Thursday, February 14, 2008

Credit is Front and Center Again/Still

Top Line: The stock market hit a speed bump on Wednesday morning when UBS announced earnings that were dragged down by, what else, mortgage problems. But, there was something in the report that suggested that subprime was not the only source of their problems. The stock market reaction to the news was to sell now and ask questions later.

There have been a few news items the Update has missed this week. A notable one is the one about the municipal bond offering that was held without very many buyers causing the rate to jump to 20%. This was a modest $100 million offering that couldn't be sold without raising the rate to an unusually high rate. In the Treasury bond market we have talked about the bid to cover ratio and how important that is. In this case, the same concept applies.
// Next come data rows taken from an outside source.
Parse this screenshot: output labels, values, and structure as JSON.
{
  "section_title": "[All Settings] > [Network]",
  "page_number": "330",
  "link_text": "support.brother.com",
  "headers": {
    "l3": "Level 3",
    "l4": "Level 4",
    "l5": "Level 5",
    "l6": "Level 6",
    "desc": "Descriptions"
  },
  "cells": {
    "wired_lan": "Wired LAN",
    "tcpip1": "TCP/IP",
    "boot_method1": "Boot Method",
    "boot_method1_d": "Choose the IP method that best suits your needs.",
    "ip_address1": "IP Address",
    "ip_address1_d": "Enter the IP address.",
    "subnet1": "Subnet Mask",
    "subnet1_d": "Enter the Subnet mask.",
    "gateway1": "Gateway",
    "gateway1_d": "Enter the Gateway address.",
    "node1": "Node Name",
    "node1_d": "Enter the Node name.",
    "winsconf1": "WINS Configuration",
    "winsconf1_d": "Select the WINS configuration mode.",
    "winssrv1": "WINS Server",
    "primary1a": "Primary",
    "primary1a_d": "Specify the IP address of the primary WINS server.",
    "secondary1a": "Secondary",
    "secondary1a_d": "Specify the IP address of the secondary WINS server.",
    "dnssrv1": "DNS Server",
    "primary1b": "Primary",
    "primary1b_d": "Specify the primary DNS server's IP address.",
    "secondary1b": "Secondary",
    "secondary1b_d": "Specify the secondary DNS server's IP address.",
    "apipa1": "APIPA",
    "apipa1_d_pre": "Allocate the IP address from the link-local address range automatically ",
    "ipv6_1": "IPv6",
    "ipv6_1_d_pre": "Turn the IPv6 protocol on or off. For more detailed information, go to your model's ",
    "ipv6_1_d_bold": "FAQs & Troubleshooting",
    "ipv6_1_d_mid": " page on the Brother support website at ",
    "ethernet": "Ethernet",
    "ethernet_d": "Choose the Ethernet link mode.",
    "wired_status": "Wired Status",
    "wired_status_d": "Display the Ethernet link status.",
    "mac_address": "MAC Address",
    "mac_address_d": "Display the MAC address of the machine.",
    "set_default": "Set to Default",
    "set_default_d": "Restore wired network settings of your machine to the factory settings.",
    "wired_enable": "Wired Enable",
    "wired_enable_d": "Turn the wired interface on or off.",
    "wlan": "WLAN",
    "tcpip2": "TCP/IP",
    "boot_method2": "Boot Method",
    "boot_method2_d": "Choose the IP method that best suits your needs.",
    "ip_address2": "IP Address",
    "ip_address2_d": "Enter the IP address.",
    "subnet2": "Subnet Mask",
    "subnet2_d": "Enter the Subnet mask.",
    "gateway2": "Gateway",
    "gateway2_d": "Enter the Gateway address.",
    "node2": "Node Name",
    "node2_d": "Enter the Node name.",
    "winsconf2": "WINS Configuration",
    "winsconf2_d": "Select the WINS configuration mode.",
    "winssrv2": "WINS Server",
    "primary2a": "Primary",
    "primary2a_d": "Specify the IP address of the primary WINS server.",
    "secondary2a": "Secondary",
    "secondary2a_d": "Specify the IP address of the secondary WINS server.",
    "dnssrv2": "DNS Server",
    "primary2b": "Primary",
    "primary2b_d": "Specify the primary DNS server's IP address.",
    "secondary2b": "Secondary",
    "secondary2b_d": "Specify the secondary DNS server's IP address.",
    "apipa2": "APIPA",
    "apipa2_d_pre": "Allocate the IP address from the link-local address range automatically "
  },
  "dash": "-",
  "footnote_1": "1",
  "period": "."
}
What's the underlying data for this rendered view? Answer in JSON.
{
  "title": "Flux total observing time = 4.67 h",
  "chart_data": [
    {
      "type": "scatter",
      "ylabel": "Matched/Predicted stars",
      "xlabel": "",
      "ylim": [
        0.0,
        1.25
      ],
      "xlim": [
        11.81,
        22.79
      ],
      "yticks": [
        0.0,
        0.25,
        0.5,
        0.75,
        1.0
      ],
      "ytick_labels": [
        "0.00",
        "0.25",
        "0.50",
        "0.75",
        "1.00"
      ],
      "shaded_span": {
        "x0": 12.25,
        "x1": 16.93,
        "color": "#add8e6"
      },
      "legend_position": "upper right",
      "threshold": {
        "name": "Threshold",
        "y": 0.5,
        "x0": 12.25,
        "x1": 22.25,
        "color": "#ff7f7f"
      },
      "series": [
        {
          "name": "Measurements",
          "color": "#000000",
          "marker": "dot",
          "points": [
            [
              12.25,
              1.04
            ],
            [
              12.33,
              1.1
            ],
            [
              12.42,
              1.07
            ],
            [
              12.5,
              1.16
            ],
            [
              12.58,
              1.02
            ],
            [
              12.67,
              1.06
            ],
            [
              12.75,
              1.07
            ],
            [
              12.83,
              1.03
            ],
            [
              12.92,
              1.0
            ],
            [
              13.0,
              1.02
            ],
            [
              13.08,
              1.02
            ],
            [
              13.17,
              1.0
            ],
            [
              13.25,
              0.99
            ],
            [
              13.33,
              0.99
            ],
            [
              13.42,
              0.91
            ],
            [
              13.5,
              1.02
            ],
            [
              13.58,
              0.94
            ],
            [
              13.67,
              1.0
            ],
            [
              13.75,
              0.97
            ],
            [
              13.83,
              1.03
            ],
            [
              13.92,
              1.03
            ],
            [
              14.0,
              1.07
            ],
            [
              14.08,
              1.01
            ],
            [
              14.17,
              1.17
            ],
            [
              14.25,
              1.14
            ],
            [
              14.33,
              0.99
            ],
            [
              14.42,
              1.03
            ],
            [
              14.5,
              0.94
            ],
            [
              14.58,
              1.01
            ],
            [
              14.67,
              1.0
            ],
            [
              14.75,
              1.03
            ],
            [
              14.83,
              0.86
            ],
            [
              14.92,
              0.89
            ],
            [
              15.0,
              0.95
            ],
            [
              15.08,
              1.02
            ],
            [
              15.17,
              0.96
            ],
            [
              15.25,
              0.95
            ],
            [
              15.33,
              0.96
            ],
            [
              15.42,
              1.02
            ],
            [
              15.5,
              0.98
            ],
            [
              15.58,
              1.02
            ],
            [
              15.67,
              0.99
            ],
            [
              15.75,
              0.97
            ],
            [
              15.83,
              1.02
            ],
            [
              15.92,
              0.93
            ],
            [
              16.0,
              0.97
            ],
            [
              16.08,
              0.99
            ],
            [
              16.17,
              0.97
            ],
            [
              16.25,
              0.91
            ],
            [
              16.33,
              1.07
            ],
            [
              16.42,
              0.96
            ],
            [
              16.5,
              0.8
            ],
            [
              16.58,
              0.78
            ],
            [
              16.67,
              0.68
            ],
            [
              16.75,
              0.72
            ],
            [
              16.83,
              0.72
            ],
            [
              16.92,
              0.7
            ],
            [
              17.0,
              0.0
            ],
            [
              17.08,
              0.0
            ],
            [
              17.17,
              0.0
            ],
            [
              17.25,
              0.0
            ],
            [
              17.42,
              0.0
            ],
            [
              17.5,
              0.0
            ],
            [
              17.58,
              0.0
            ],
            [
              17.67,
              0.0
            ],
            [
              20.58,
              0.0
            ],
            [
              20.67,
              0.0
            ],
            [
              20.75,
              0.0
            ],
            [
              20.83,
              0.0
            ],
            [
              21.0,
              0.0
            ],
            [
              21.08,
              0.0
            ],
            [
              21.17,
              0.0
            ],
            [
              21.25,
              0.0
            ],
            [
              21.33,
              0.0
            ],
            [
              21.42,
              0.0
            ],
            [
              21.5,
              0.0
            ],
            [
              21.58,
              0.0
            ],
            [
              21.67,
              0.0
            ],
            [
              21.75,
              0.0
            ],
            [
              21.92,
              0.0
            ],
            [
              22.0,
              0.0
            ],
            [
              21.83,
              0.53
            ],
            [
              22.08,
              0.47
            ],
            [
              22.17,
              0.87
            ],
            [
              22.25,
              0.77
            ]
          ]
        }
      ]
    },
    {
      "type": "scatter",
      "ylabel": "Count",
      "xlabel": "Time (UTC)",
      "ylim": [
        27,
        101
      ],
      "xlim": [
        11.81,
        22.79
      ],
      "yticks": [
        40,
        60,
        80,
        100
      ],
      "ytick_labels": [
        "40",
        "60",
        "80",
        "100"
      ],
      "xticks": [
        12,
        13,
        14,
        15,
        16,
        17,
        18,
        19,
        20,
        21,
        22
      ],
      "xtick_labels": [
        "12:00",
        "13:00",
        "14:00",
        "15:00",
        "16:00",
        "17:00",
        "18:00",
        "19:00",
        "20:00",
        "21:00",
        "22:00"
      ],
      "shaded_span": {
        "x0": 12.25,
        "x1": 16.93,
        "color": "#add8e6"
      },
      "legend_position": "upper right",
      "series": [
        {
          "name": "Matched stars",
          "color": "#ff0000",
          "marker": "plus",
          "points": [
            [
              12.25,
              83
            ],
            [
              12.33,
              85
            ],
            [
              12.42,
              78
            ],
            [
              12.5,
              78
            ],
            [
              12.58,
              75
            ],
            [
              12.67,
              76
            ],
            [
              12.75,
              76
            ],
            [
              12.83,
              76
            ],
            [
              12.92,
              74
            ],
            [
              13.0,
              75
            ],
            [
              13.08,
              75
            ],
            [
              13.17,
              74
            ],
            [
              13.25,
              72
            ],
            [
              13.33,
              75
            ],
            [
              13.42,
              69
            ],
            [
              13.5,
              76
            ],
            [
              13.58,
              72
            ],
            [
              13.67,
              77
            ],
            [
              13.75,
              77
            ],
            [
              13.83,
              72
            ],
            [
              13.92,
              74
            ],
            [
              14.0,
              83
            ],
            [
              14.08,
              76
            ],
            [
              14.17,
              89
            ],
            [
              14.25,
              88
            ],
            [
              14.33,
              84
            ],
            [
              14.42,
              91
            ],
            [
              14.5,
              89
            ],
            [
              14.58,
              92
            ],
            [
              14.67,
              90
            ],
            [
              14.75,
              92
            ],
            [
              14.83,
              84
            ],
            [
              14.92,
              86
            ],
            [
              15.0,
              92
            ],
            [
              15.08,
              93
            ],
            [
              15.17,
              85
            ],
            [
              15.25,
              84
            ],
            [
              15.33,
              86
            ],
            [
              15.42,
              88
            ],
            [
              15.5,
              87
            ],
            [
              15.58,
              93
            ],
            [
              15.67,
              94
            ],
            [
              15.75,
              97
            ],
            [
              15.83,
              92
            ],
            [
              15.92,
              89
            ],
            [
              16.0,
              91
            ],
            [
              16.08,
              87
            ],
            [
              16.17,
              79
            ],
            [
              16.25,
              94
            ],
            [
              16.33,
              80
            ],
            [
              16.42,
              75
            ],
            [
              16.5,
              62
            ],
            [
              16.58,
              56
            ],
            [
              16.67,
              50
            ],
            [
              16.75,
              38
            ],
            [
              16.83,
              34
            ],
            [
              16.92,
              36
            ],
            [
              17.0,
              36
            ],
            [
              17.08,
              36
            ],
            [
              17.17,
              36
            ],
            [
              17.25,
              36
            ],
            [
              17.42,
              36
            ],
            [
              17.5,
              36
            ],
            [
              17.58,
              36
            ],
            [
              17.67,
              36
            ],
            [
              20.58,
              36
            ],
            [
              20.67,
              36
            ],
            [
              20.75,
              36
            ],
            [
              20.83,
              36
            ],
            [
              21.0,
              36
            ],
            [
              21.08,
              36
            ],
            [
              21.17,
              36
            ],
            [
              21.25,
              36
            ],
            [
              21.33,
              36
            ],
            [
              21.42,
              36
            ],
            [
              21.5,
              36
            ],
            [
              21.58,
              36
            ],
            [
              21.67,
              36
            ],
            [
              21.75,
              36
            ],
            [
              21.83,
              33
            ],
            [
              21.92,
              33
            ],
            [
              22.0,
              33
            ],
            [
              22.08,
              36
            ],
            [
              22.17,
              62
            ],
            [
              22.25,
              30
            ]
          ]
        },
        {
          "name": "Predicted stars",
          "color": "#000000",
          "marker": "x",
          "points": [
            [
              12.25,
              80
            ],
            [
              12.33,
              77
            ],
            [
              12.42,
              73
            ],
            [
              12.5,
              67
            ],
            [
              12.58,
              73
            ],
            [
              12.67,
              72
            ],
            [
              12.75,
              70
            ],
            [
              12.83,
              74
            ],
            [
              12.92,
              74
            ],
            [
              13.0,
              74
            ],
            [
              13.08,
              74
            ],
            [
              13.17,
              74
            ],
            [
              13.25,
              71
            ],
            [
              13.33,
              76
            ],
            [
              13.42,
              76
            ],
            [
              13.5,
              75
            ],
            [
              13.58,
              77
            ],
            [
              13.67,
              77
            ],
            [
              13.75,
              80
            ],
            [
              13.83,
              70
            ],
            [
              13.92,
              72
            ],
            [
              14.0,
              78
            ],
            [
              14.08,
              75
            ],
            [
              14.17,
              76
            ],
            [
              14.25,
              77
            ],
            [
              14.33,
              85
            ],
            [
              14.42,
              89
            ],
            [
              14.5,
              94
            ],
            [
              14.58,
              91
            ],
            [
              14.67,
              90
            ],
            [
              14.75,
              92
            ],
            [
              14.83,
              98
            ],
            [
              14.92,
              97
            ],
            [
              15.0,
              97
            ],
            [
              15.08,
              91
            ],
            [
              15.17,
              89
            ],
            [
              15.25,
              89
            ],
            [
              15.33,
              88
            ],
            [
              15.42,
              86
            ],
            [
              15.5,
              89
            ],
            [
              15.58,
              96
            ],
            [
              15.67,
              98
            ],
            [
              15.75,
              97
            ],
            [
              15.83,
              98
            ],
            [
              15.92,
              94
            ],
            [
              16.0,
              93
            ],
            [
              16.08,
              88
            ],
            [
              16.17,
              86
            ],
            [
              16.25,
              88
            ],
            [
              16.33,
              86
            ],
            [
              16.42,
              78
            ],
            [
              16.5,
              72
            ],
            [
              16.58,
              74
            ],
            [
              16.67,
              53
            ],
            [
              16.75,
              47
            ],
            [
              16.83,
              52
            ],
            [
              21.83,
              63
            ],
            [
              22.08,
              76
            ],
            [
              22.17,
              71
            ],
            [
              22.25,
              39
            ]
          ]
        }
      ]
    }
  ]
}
Bid to cover means how many bids were there to cover the auction. An entity says they have $100 million of bonds to sell and would like bidders. If there are enough noncompetitive bids the auction goes off without any trouble at the rate specified in the offering. Competitive bids may come in at higher interest rates, or more to the point, lower prices in order to get higher rates.

So, in the case where noncompetitive bids are inadequate to cover the auction, they offering would have to go out on the Tail to fill its needs. The tail is where competitive bids reside and determine the final interest rate on the bond offering. The rate of interest is the same to all bidders so the more bidders there are, it would seem, the lower the interest rate.

In the case where there are a lot of bids, the bid to cover ratio is high and there is plenty of flexibility to issue the bond. On the other hand, if there are few bids compared to the offering, then you have what happened on this particular offering--not enough buyers to cover the offering and the bond goes out at 20%. Yicks.

In the bigger picture this is all part of the "credit crisis" which we have heard so much about over the past several months. On Thursday, the Chairman of the Fed said to the Senate Banking committee that he was prepared to lower rates again in order to maintain growth, albeit slower growth. He even said that with the government rebate program along with the Fed's rate reductions, the economy would start moving forward again in the fall. Where have we heard this before???

Seriously, we have looked at the headlines in the WSJ for days and weeks now and have seen that credit has been the central theme in what seems like half of the articles. We just can't keep up on reporting them all. We hope that you have been prepared to read these articles with some "insider" knowledge of how some of these things work.

One last item is that the options expiration is Friday (today for you) so there could be a little more volatility. The significance of options expiration is not necessarily very important, it just serves as another opportunity for the market to struggle.

The market is in a dangerous place right now. Many are hoping for the best with all of the attention being thrown at the mortgage problem and the rebate program. The problem is that the stock market is not much better off after all of the attempts of the Fed and the Government to stop the bleeding. We think there is ample room for the market to drop hard due to the dashing of hope that will come from no buying.